Miraba con ojos tan ardientes, a través de las ventanas y estrechos corredores, al interior de las casas, que sentía bailar continuamente, frente a los ojos, como una redecilla.

Niños casi desnudos se revolcaban entre las inmundicias de los patios. Aquí y allá, la falda de una mujer que trabajaba mostraba la corva desnuda, o tieso entre los pliegues del vestido se acentuaba el túrgido pecho. Y como si todo aquello tuviera lugar en una atmósfera completamente diferente, animal, agobiante, del corredor de las casas se exhalaba un aire pesado, denso, que Törless aspiraba con vehemencia.

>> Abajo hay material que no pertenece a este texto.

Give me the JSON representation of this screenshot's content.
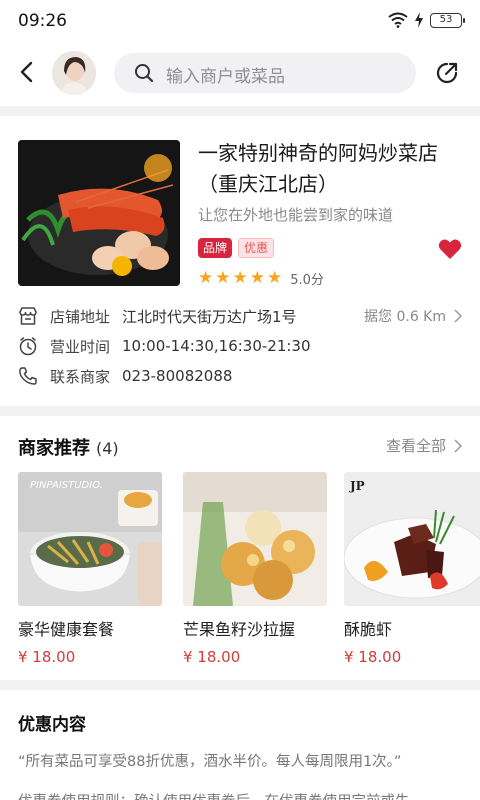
{
  "status_bar": {
    "time": "09:26",
    "battery": "53"
  },
  "nav": {
    "search_placeholder": "输入商户或菜品"
  },
  "shop": {
    "name": "一家特别神奇的阿妈炒菜店（重庆江北店）",
    "slogan": "让您在外地也能尝到家的味道",
    "tags": [
      "品牌",
      "优惠"
    ],
    "rating_stars": 5,
    "rating_text": "5.0分",
    "favorited": true,
    "address_label": "店铺地址",
    "address": "江北时代天街万达广场1号",
    "distance": "据您 0.6 Km",
    "hours_label": "营业时间",
    "hours": "10:00-14:30,16:30-21:30",
    "contact_label": "联系商家",
    "phone": "023-80082088"
  },
  "recommend": {
    "title": "商家推荐",
    "count": "(4)",
    "view_all": "查看全部",
    "dishes": [
      {
        "name": "豪华健康套餐",
        "price": "¥ 18.00",
        "image_caption": "PINPAISTUDIO."
      },
      {
        "name": "芒果鱼籽沙拉握",
        "price": "¥ 18.00"
      },
      {
        "name": "酥脆虾",
        "price": "¥ 18.00",
        "image_caption": "JP"
      }
    ]
  },
  "promo": {
    "title": "优惠内容",
    "text": "“所有菜品可享受88折优惠，酒水半价。每人每周限用1次。”",
    "text2": "优惠券使用规则：确认使用优惠券后，在优惠券使用完前或失"
  },
  "colors": {
    "accent": "#d6253c",
    "price": "#d23c3c",
    "star": "#f5a623",
    "divider": "#f2f2f4"
  }
}
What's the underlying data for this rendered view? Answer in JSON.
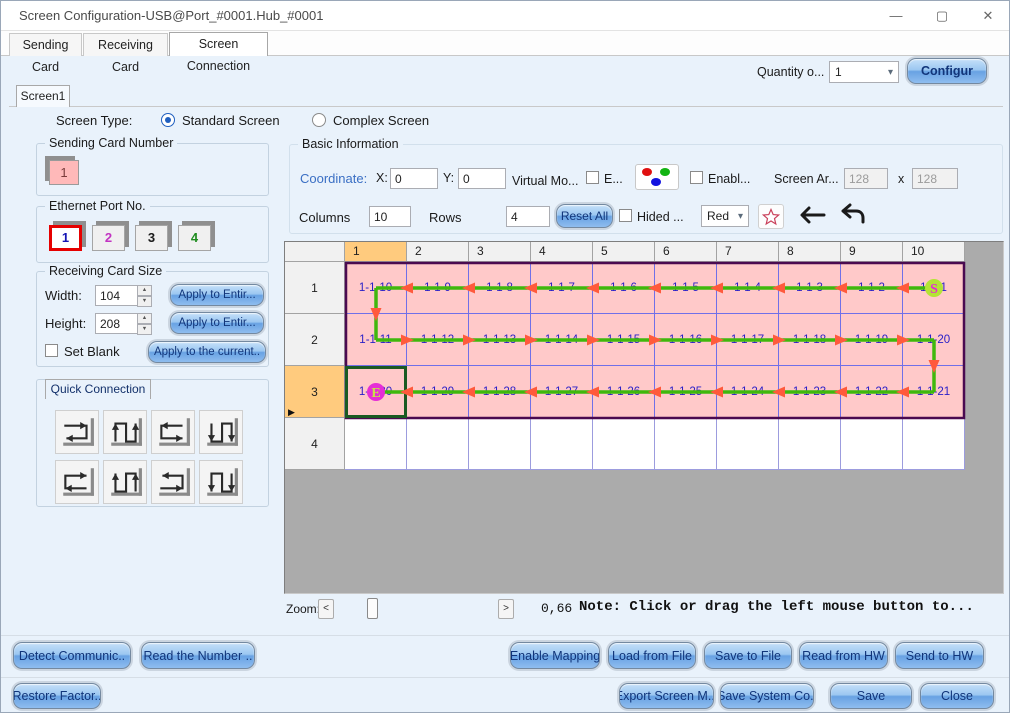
{
  "window": {
    "title": "Screen Configuration-USB@Port_#0001.Hub_#0001",
    "minimize": "—",
    "maximize": "▢",
    "close": "✕"
  },
  "tabs": {
    "sending": "Sending Card",
    "receiving": "Receiving Card",
    "connection": "Screen Connection"
  },
  "toolbar": {
    "quantity_label": "Quantity o...",
    "quantity_value": "1",
    "configure_label": "Configur"
  },
  "screen_tab": {
    "label": "Screen1"
  },
  "screen_type": {
    "label": "Screen Type:",
    "standard": "Standard Screen",
    "complex": "Complex Screen"
  },
  "sending_card": {
    "title": "Sending Card Number",
    "card_number": "1"
  },
  "ethernet": {
    "title": "Ethernet Port No.",
    "ports": [
      {
        "label": "1",
        "color": "#1414B4",
        "selected": true
      },
      {
        "label": "2",
        "color": "#C233C2",
        "selected": false
      },
      {
        "label": "3",
        "color": "#1A1A1A",
        "selected": false
      },
      {
        "label": "4",
        "color": "#1E8C1E",
        "selected": false
      }
    ]
  },
  "receiving_card": {
    "title": "Receiving Card Size",
    "width_label": "Width:",
    "width_value": "104",
    "height_label": "Height:",
    "height_value": "208",
    "apply_width": "Apply to Entir...",
    "apply_height": "Apply to Entir...",
    "set_blank": "Set Blank",
    "apply_current": "Apply to the current.."
  },
  "quick_connection": {
    "title": "Quick Connection"
  },
  "basic_info": {
    "title": "Basic Information",
    "coordinate_label": "Coordinate:",
    "x_label": "X:",
    "x_value": "0",
    "y_label": "Y:",
    "y_value": "0",
    "virtual_mode_label": "Virtual Mo...",
    "enable_virtual_label": "E...",
    "enable_label": "Enabl...",
    "screen_area_label": "Screen Ar...",
    "area_width": "128",
    "area_times": "x",
    "area_height": "128",
    "columns_label": "Columns",
    "columns_value": "10",
    "rows_label": "Rows",
    "rows_value": "4",
    "reset_all": "Reset All",
    "hided_label": "Hided ...",
    "line_color_value": "Red"
  },
  "grid": {
    "col_headers": [
      "1",
      "2",
      "3",
      "4",
      "5",
      "6",
      "7",
      "8",
      "9",
      "10"
    ],
    "row_headers": [
      "1",
      "2",
      "3",
      "4"
    ],
    "highlight_col_index": 0,
    "highlight_row_index": 2,
    "cells": [
      [
        "1-1-10",
        "1-1-9",
        "1-1-8",
        "1-1-7",
        "1-1-6",
        "1-1-5",
        "1-1-4",
        "1-1-3",
        "1-1-2",
        "1-1-1"
      ],
      [
        "1-1-11",
        "1-1-12",
        "1-1-13",
        "1-1-14",
        "1-1-15",
        "1-1-16",
        "1-1-17",
        "1-1-18",
        "1-1-19",
        "1-1-20"
      ],
      [
        "1-1-30",
        "1-1-29",
        "1-1-28",
        "1-1-27",
        "1-1-26",
        "1-1-25",
        "1-1-24",
        "1-1-23",
        "1-1-22",
        "1-1-21"
      ],
      [
        "",
        "",
        "",
        "",
        "",
        "",
        "",
        "",
        "",
        ""
      ]
    ],
    "start_marker": "S",
    "end_marker": "E",
    "selected_cell": {
      "row": 2,
      "col": 0
    },
    "colors": {
      "cell_bg": "#FFC9C9",
      "cell_border": "#7070E8",
      "region_outline": "#4A0A50",
      "line": "#3FB80C",
      "arrow": "#FF5A3C",
      "start_fill": "#B4E436",
      "start_text": "#E station#E52ED6",
      "start_letter": "#E52ED6",
      "end_fill": "#E52ED6",
      "end_letter": "#C8E04A",
      "selected_border": "#1A5A22"
    }
  },
  "zoom_bar": {
    "label": "Zoom:",
    "dec": "<",
    "inc": ">",
    "value": "0,66",
    "note": "Note: Click or drag the left mouse button to..."
  },
  "actions_row1": [
    "Detect Communic..",
    "Read the Number ..",
    "Enable Mapping",
    "Load from File",
    "Save to File",
    "Read from HW",
    "Send to HW"
  ],
  "actions_row2": [
    "Restore Factor..",
    "Export Screen M...",
    "Save System Co..",
    "Save",
    "Close"
  ]
}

Pensaba en pinturas antiguas que viera en los museos sin haber comprendido mucho. Esperaba algo que nunca ocurría, como siempre había esperado de aquellos cuadros. Pero ¿qué era?… Esperaba algo sorprendente, que aún no había acaecido, un espectáculo terrible, del que no era capaz de imaginar nada, algo de una sensualidad tremenda, animal, que debía cogerlo como con zarpas y desgarrarlo, una experiencia que, de alguna manera todavía no clara, relacionaba con las sucias batas de las mujeres, con sus toscas manos, con la vulgaridad de sus dormitorios, con… La suciedad de las inmundicias de los patios y corrales… No, no… Sentía ahora con mayor fuerza la quemante redecilla ante los ojos. Las palabras no podían expresarlo. No es lo que las palabras pueden decir; se trata de algo mudo…, una estrangulación del cuello, un pensamiento que apenas se insinúa cuando uno trata de decirlo con palabras, pero que entonces se aleja más todavía, algo parecido a lo que sucede con las ampliaciones muy grandes, en las que las cosas se ven con mayor claridad, pero donde llegan a verse cosas que, de hecho, no están… De todos modos, era algo como para avergonzarse.

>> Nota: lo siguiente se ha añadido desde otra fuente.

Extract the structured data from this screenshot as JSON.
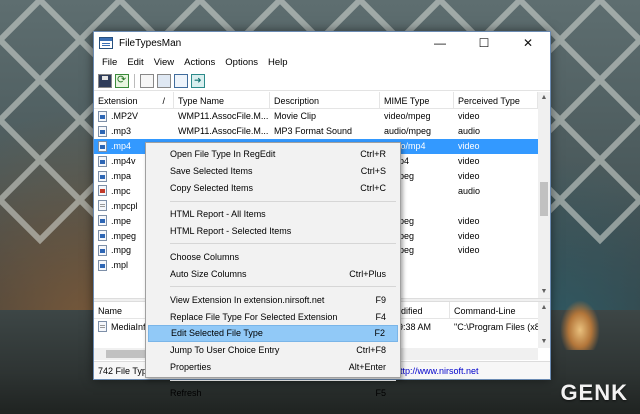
{
  "window": {
    "title": "FileTypesMan",
    "min": "—",
    "max": "☐",
    "close": "✕"
  },
  "menubar": [
    "File",
    "Edit",
    "View",
    "Actions",
    "Options",
    "Help"
  ],
  "toolbar_icons": [
    "save-icon",
    "refresh-icon",
    "copy-icon",
    "properties-icon",
    "find-icon",
    "exit-icon"
  ],
  "list": {
    "columns": [
      "Extension",
      "/",
      "Type Name",
      "Description",
      "MIME Type",
      "Perceived Type"
    ],
    "rows": [
      {
        "ext": ".MP2V",
        "type": "WMP11.AssocFile.M...",
        "desc": "Movie Clip",
        "mime": "video/mpeg",
        "perceived": "video",
        "icon": "blue"
      },
      {
        "ext": ".mp3",
        "type": "WMP11.AssocFile.M...",
        "desc": "MP3 Format Sound",
        "mime": "audio/mpeg",
        "perceived": "audio",
        "icon": "blue"
      },
      {
        "ext": ".mp4",
        "type": "WMP11.AssocFile.M...",
        "desc": "MP4 Video",
        "mime": "video/mp4",
        "perceived": "video",
        "icon": "blue",
        "selected": true
      },
      {
        "ext": ".mp4v",
        "type": "",
        "desc": "",
        "mime": "o/mp4",
        "perceived": "video",
        "icon": "blue"
      },
      {
        "ext": ".mpa",
        "type": "",
        "desc": "",
        "mime": "o/mpeg",
        "perceived": "video",
        "icon": "blue"
      },
      {
        "ext": ".mpc",
        "type": "",
        "desc": "",
        "mime": "",
        "perceived": "audio",
        "icon": "red"
      },
      {
        "ext": ".mpcpl",
        "type": "",
        "desc": "",
        "mime": "",
        "perceived": "",
        "icon": "plain"
      },
      {
        "ext": ".mpe",
        "type": "",
        "desc": "",
        "mime": "o/mpeg",
        "perceived": "video",
        "icon": "blue"
      },
      {
        "ext": ".mpeg",
        "type": "",
        "desc": "",
        "mime": "o/mpeg",
        "perceived": "video",
        "icon": "blue"
      },
      {
        "ext": ".mpg",
        "type": "",
        "desc": "",
        "mime": "o/mpeg",
        "perceived": "video",
        "icon": "blue"
      },
      {
        "ext": ".mpl",
        "type": "",
        "desc": "",
        "mime": "",
        "perceived": "",
        "icon": "blue"
      }
    ]
  },
  "lower": {
    "columns": [
      "Name",
      "",
      "",
      "odified",
      "Command-Line"
    ],
    "rows": [
      {
        "name": "MediaInf",
        "modified": "7 7:19:38 AM",
        "cmd": "\"C:\\Program Files (x86)\\"
      }
    ]
  },
  "status": {
    "count": "742 File Type",
    "link": "ttp://www.nirsoft.net"
  },
  "context_menu": {
    "items": [
      {
        "label": "Open File Type In RegEdit",
        "shortcut": "Ctrl+R"
      },
      {
        "label": "Save Selected Items",
        "shortcut": "Ctrl+S"
      },
      {
        "label": "Copy Selected Items",
        "shortcut": "Ctrl+C"
      },
      {
        "sep": true
      },
      {
        "label": "HTML Report - All Items",
        "shortcut": ""
      },
      {
        "label": "HTML Report - Selected Items",
        "shortcut": ""
      },
      {
        "sep": true
      },
      {
        "label": "Choose Columns",
        "shortcut": ""
      },
      {
        "label": "Auto Size Columns",
        "shortcut": "Ctrl+Plus"
      },
      {
        "sep": true
      },
      {
        "label": "View Extension In extension.nirsoft.net",
        "shortcut": "F9"
      },
      {
        "label": "Replace File Type For Selected Extension",
        "shortcut": "F4"
      },
      {
        "label": "Edit Selected File Type",
        "shortcut": "F2",
        "highlighted": true
      },
      {
        "label": "Jump To User Choice Entry",
        "shortcut": "Ctrl+F8"
      },
      {
        "label": "Properties",
        "shortcut": "Alt+Enter"
      },
      {
        "sep": true
      },
      {
        "label": "Refresh",
        "shortcut": "F5"
      }
    ]
  },
  "brand": "GENK",
  "colors": {
    "selection": "#3399ff",
    "menu_highlight": "#91c9f7",
    "link": "#0000cc"
  }
}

—¿siente nostalgia, el niño? —le preguntó de pronto, burlonamente, el alto Reiting, que le llevaba dos años de edad y a quien el silencio de Törless y sus sombríos ojos habían llamado la atención. Törless sonrió turbado; le pareció que el malicioso Reiting había estado acechando el curso de su proceso interior.

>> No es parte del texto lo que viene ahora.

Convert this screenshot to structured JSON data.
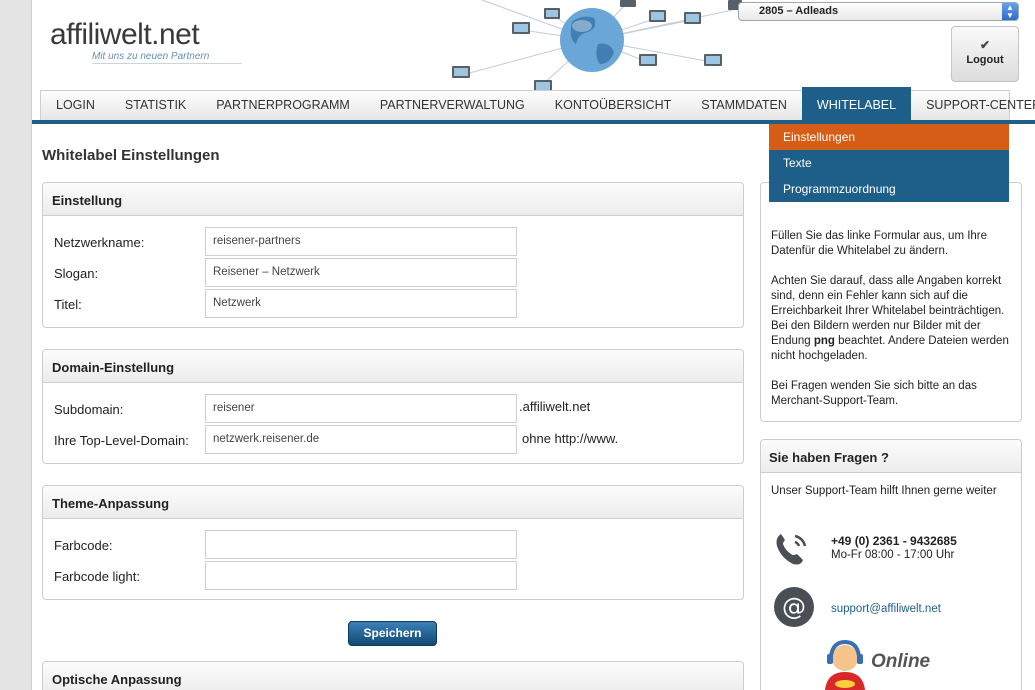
{
  "header": {
    "logo_text": "affiliwelt.net",
    "logo_slogan": "Mit uns zu neuen Partnern",
    "account_select": "2805 – Adleads",
    "logout_label": "Logout"
  },
  "nav": {
    "items": [
      {
        "label": "LOGIN"
      },
      {
        "label": "STATISTIK"
      },
      {
        "label": "PARTNERPROGRAMM"
      },
      {
        "label": "PARTNERVERWALTUNG"
      },
      {
        "label": "KONTOÜBERSICHT"
      },
      {
        "label": "STAMMDATEN"
      },
      {
        "label": "WHITELABEL"
      },
      {
        "label": "SUPPORT-CENTER"
      }
    ],
    "active": "WHITELABEL",
    "submenu": [
      {
        "label": "Einstellungen"
      },
      {
        "label": "Texte"
      },
      {
        "label": "Programmzuordnung"
      }
    ]
  },
  "main": {
    "title": "Whitelabel Einstellungen",
    "sections": [
      {
        "heading": "Einstellung",
        "fields": [
          {
            "label": "Netzwerkname:",
            "value": "reisener-partners",
            "suffix": ""
          },
          {
            "label": "Slogan:",
            "value": "Reisener – Netzwerk",
            "suffix": ""
          },
          {
            "label": "Titel:",
            "value": "Netzwerk",
            "suffix": ""
          }
        ]
      },
      {
        "heading": "Domain-Einstellung",
        "fields": [
          {
            "label": "Subdomain:",
            "value": "reisener",
            "suffix": ".affiliwelt.net"
          },
          {
            "label": "Ihre Top-Level-Domain:",
            "value": "netzwerk.reisener.de",
            "suffix": "ohne http://www."
          }
        ]
      },
      {
        "heading": "Theme-Anpassung",
        "fields": [
          {
            "label": "Farbcode:",
            "value": "",
            "suffix": ""
          },
          {
            "label": "Farbcode light:",
            "value": "",
            "suffix": ""
          }
        ]
      },
      {
        "heading": "Optische Anpassung",
        "fields": []
      }
    ],
    "save_label": "Speichern"
  },
  "sidebar": {
    "info": {
      "para1": "Füllen Sie das linke Formular aus, um Ihre Datenfür die Whitelabel zu ändern.",
      "para2_a": "Achten Sie darauf, dass alle Angaben korrekt sind, denn ein Fehler kann sich auf die Erreichbarkeit Ihrer Whitelabel beinträchtigen. Bei den Bildern werden nur Bilder mit der Endung ",
      "para2_bold": "png",
      "para2_b": " beachtet. Andere Dateien werden nicht hochgeladen.",
      "para3": "Bei Fragen wenden Sie sich bitte an das Merchant-Support-Team."
    },
    "support": {
      "heading": "Sie haben Fragen ?",
      "intro": "Unser Support-Team hilft Ihnen gerne weiter",
      "phone": "+49 (0) 2361 - 9432685",
      "hours": "Mo-Fr 08:00 - 17:00 Uhr",
      "email": "support@affiliwelt.net",
      "online_label": "Online"
    }
  },
  "colors": {
    "nav_active": "#1e5f8a",
    "submenu_selected": "#d65d16",
    "link": "#1e5f8a"
  }
}
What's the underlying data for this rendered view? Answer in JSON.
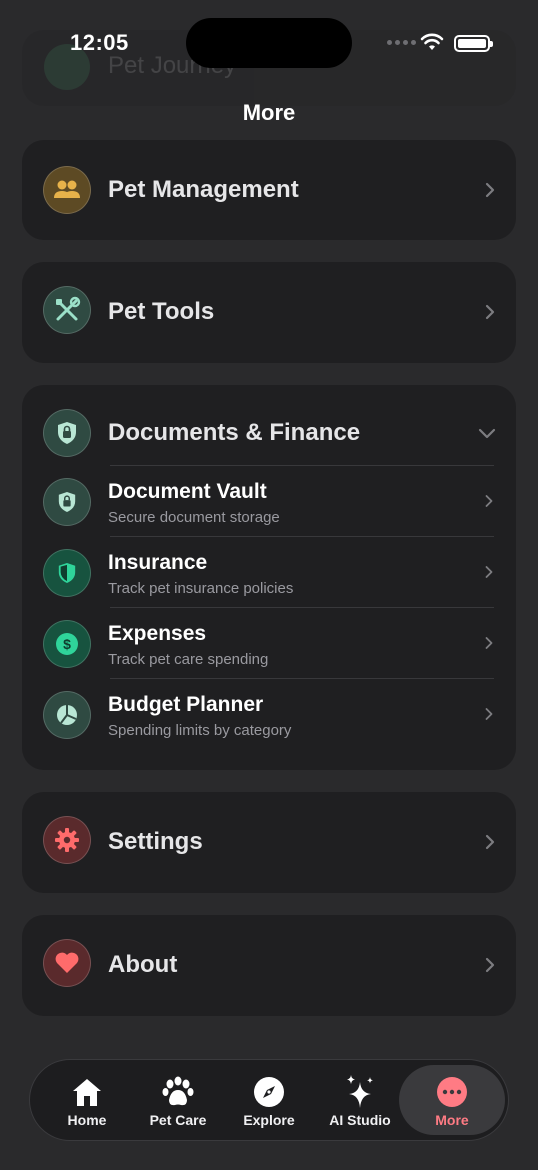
{
  "status": {
    "time": "12:05"
  },
  "ghost": {
    "label": "Pet Journey"
  },
  "header": {
    "title": "More"
  },
  "sections": {
    "pet_management": {
      "label": "Pet Management"
    },
    "pet_tools": {
      "label": "Pet Tools"
    },
    "documents_finance": {
      "label": "Documents & Finance",
      "items": [
        {
          "title": "Document Vault",
          "desc": "Secure document storage",
          "icon": "lock-shield-icon"
        },
        {
          "title": "Insurance",
          "desc": "Track pet insurance policies",
          "icon": "shield-icon"
        },
        {
          "title": "Expenses",
          "desc": "Track pet care spending",
          "icon": "dollar-icon"
        },
        {
          "title": "Budget Planner",
          "desc": "Spending limits by category",
          "icon": "pie-chart-icon"
        }
      ]
    },
    "settings": {
      "label": "Settings"
    },
    "about": {
      "label": "About"
    }
  },
  "tabs": [
    {
      "label": "Home",
      "icon": "home-icon"
    },
    {
      "label": "Pet Care",
      "icon": "paw-icon"
    },
    {
      "label": "Explore",
      "icon": "compass-icon"
    },
    {
      "label": "AI Studio",
      "icon": "sparkles-icon"
    },
    {
      "label": "More",
      "icon": "more-icon",
      "active": true
    }
  ],
  "colors": {
    "background": "#2a2a2c",
    "card": "#1f1f21",
    "accent": "#ff7b84",
    "management": "#e7b24a",
    "tools": "#6ec9ad",
    "finance_green": "#2fd49a",
    "settings_red": "#ff6b6b"
  }
}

No respondió palabra. Mientras tanto, habían llegado a la plaza de la iglesia de la pequeña ciudad, que tenía la forma de un cuadrado y el suelo cubierto con adoquines, y allí los amigos se separaron.

Törless y Beineberg no querían ir todavía al instituto, en tanto que los otros, como no tenían permiso para permanecer fuera más tiempo, tuvieron que volver.